LM Studio adapter for local LLM inference.

This adapter provides integration with LM Studio, a desktop application for running local LLMs with an OpenAI-compatible API. LM Studio supports models from Hugging Face and provides both GUI and server modes for local inference.

Configuration

LM Studio runs a local server with OpenAI-compatible endpoints.

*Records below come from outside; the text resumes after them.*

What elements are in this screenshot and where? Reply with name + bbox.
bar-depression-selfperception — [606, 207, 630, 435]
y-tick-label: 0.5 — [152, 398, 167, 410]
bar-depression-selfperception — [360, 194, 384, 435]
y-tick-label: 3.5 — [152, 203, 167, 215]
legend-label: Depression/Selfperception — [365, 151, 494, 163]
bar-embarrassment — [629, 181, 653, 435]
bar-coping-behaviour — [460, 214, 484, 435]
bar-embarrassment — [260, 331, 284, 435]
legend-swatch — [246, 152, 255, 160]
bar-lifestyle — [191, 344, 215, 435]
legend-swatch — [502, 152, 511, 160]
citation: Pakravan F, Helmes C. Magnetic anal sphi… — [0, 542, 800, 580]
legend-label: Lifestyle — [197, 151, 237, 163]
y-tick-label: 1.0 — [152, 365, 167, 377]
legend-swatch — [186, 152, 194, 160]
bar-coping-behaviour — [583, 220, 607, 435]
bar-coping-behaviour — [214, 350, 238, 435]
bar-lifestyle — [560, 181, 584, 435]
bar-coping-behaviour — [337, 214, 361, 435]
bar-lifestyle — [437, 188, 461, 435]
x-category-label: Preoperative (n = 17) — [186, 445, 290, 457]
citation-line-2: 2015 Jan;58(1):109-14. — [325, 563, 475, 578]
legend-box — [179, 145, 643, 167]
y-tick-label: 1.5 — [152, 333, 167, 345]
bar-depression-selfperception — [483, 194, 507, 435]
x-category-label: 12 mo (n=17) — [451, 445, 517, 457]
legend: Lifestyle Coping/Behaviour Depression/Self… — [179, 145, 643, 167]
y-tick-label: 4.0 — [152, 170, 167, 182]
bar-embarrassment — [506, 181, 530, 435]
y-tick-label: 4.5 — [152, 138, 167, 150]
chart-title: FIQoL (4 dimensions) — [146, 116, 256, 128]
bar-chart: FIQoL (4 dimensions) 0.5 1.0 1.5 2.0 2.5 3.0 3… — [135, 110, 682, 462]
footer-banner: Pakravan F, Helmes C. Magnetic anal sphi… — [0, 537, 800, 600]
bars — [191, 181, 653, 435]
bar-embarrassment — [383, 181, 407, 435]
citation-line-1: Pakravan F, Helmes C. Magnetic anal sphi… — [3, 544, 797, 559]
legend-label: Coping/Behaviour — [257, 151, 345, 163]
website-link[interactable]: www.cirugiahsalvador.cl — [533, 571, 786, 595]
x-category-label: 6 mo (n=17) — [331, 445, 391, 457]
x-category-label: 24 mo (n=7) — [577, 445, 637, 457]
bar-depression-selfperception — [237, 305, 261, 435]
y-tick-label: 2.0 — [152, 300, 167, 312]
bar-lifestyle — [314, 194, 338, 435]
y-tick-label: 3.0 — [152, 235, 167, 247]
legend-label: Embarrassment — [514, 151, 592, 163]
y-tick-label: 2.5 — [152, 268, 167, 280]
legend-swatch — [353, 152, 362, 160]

By default, it listens on http://localhost:1234 with API key "lm-studio".

# Basic usage
{:ok, response} = ExLLM.chat(:lmstudio, messages)

# With custom endpoint
{:ok, response} = ExLLM.chat(:lmstudio, messages, 
  host: "192.168.1.100", 
  port: 8080
)

Features

  • OpenAI-compatible API (/v1/chat/completions, /v1/models, /v1/embeddings)
  • Native LM Studio REST API (/api/v0/*) with enhanced model information
  • Model loading status and quantization details
  • TTL (Time-To-Live) parameter for automatic model unloading
  • Support for both llama.cpp and MLX engines on Apple Silicon
  • Streaming chat completions

Requirements

  1. Install LM Studio from https://lmstudio.ai
  2. Download and load at least one model in LM Studio
  3. Start the local server (usually localhost:1234)
  4. Ensure the server is running when using this adapter

API Endpoints

This adapter uses both OpenAI-compatible and native LM Studio endpoints:

  • OpenAI Compatible: /v1/chat/completions, /v1/models, /v1/embeddings
  • Native API: /api/v0/models, /api/v0/chat/completions (enhanced features)

The native API provides additional information like model loading status, quantization details, architecture information, and performance metrics.